Your broadband modem is likely vulnerable to critical security bugs that allow hackers to remotely control it and you are at their mercy because your telecom operator is not going to do anything about it. Imagine a connected world with billions of things that are insecure. What should you do?
Last Thursday a critical GNU C bug was discovered that let’s anybody remotely bring down a Linux machine. This bug comes months after Shellchock, Heartbleed, LogJam, etc. All bugs that let you either remotely bring down or even take administrative control of a Linux system. Every Linux system that uses C, SSH, encryption, Bash shell, etc. is affected, i.e. most. Ubuntu users got updates before the news about these bugs was made publicly available. However did you upgrade your broadband modem since last Thursday? Did your telecom operator upgraded it? The chances that your broadband modem, WiFi access point or anything in your house or business that runs Linux, i.e. TV, Radio, home appliances, your alarm system, etc. is still not patched are close to a 100%. Cheap hardware has come at the price of badly maintained Linux. Most embedded Linux systems you find in cheap network equipment and home appliances never get an upgrade during its lifetime. Even if a telecom operator wanted to upgrade the broadband modem, they don’t have a way to rollback if the upgrade would fail. So the risk of doing the right thing comes with an even bigger risk of cutting your service if there is any failure in the upgrade.
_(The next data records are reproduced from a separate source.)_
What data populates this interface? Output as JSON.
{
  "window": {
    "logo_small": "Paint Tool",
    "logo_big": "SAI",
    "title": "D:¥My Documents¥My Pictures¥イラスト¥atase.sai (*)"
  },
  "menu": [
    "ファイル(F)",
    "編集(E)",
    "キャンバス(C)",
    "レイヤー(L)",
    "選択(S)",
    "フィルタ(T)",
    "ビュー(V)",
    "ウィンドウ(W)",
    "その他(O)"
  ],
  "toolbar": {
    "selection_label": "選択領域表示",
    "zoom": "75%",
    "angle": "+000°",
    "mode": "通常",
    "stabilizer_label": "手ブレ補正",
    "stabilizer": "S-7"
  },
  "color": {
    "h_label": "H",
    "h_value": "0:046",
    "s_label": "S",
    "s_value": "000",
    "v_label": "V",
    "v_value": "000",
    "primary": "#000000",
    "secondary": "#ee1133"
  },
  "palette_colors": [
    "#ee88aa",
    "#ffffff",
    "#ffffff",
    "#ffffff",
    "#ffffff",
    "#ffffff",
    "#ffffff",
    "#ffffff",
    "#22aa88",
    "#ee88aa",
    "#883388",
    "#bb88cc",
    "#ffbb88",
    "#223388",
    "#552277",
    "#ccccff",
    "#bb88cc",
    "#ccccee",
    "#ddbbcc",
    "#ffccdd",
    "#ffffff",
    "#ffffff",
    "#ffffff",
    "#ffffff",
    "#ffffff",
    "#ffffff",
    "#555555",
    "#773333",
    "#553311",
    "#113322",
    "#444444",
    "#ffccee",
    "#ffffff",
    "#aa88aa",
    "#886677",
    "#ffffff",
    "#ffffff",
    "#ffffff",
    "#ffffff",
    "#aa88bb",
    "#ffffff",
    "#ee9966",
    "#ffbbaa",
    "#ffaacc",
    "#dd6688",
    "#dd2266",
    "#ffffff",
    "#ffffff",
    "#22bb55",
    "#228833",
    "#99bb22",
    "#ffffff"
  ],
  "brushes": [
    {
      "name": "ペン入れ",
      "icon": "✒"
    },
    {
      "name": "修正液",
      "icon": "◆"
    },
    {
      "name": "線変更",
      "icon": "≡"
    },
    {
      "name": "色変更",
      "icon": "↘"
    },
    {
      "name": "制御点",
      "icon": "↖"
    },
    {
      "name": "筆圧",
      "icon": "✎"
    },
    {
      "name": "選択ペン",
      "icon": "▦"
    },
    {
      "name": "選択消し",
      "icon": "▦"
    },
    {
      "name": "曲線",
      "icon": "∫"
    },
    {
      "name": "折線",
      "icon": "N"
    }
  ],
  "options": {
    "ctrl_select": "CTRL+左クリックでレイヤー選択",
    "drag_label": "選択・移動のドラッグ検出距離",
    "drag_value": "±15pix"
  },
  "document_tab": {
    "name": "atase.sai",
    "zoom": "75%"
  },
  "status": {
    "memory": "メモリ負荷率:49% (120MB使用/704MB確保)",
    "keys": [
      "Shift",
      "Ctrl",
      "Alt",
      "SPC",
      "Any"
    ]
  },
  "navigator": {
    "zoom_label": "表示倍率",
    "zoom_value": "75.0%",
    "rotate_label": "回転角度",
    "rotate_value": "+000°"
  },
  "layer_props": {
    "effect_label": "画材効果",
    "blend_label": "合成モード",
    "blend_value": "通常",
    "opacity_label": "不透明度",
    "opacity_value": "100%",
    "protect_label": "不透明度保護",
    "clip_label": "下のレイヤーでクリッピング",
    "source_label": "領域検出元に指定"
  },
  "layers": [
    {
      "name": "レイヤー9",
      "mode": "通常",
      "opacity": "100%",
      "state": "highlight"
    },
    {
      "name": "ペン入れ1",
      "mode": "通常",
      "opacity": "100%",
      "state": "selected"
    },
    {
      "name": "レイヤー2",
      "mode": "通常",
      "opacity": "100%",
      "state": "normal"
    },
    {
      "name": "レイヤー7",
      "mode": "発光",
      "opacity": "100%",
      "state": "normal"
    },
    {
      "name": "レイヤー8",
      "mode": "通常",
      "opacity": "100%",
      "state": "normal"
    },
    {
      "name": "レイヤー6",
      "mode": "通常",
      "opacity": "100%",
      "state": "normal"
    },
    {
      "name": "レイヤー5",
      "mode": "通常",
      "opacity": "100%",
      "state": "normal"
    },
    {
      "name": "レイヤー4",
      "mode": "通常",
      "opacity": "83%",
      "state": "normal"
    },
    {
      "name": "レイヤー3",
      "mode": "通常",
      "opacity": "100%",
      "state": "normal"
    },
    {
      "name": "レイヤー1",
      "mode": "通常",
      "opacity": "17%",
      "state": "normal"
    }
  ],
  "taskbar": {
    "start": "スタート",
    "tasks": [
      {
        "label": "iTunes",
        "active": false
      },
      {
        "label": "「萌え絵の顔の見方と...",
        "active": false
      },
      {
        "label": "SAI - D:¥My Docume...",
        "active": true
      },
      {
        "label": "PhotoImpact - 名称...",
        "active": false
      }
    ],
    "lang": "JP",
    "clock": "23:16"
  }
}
Botnets can now take control of broadband modems in a country and completely disconnect it from the Internet, spy on everybody, even create RansomWare [i.e. I have encrypted all the files I found in your home or business network and if you don’t pay me I will destroy the key!].
Modern cars have a 100 million lines of codes and recent hacks like the Jeep in which hackers could take over total control of the car and drive the poor Wired journalist from the road.
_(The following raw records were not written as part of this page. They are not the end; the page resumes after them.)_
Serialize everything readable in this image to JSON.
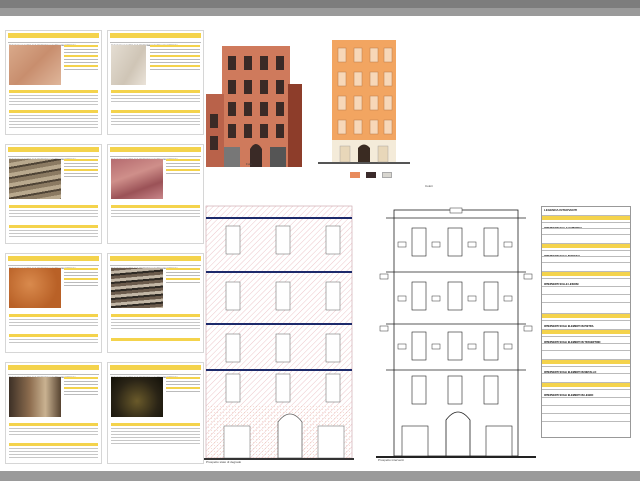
{
  "document": {
    "cards": [
      {
        "title": "ANALISI DELLE FORME DI ALTERAZIONE E DEGRADO DEI MATERIALI",
        "label": "DEPOSITO SUPERFICIALE"
      },
      {
        "title": "ANALISI DELLE FORME DI ALTERAZIONE E DEGRADO DEI MATERIALI",
        "label": "CROSTA"
      },
      {
        "title": "ANALISI DELLE FORME DI ALTERAZIONE E DEGRADO DEI MATERIALI",
        "label": "FRATTURAZIONE"
      },
      {
        "title": "ANALISI DELLE FORME DI ALTERAZIONE E DEGRADO DEI MATERIALI",
        "label": "MACCHIA"
      },
      {
        "title": "ANALISI DELLE FORME DI ALTERAZIONE E DEGRADO DEI MATERIALI",
        "label": "PATINA BIOLOGICA"
      },
      {
        "title": "ANALISI DELLE FORME DI ALTERAZIONE E DEGRADO DEI MATERIALI",
        "label": "ALVEOLIZZAZIONE"
      },
      {
        "title": "ANALISI DELLE FORME DI ALTERAZIONE E DEGRADO DEI MATERIALI",
        "label": "DISTACCO"
      },
      {
        "title": "ANALISI DELLE FORME DI ALTERAZIONE E DEGRADO DEI MATERIALI",
        "label": "EFFLORESCENZA"
      }
    ],
    "captions": {
      "photo": "Foto",
      "color": "Colori",
      "degrado": "Prospetto stato di degrado",
      "interventi": "Prospetto interventi"
    },
    "legend": {
      "title": "LEGENDA INTERVENTI",
      "rows": [
        "INTERVENTI SULLE SUPERFICI",
        "INTERVENTI SUGLI INTONACI",
        "INTERVENTI SULLE LESIONI",
        "INTERVENTI SUGLI ELEMENTI IN PIETRA",
        "INTERVENTI SUGLI ELEMENTI IN TRAVERTINO",
        "INTERVENTI SUGLI ELEMENTI IN METALLO",
        "INTERVENTI SUGLI ELEMENTI IN LEGNO"
      ]
    },
    "swatch_colors": [
      "#e88b5c",
      "#3b2b2b",
      "#d8d6d0"
    ],
    "facade_color": "#f0a661"
  }
}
Baby monitors could be hacked by Paedophiles.
In a world were 100 billion devices will be connected in the next years, it is scary to know how badly maintained lots of Linux systems are and how widespread Linux is.
What can you do?
Transactional updates has been a key feature from Snappy Ubuntu Core in which you can remotely upgrade a connected smart device and if the upgrade fails it will be automatically rolled back. By default any correctly created Snappy Ubuntu Core device will automatically upgrade when security bugs are available. Canonical, the company behind Ubuntu, has taken the stand that by default security updates should be free and installed daily.
The Internet of Scary Things – IoT can kill
Don’t be part of the club of companies that delivers devices and software to customers and prays they will never have a bug. Don’t be part of the Internet of Scary Things, #IoScaryT. Even a connected light bulb that is remotely switched on/off thousands of times a second can provoke a fire and kill the people living in that home. You can’t risk launching a connected product which does not transactionally upgrade. The risk is too high that you or the world pays a high price.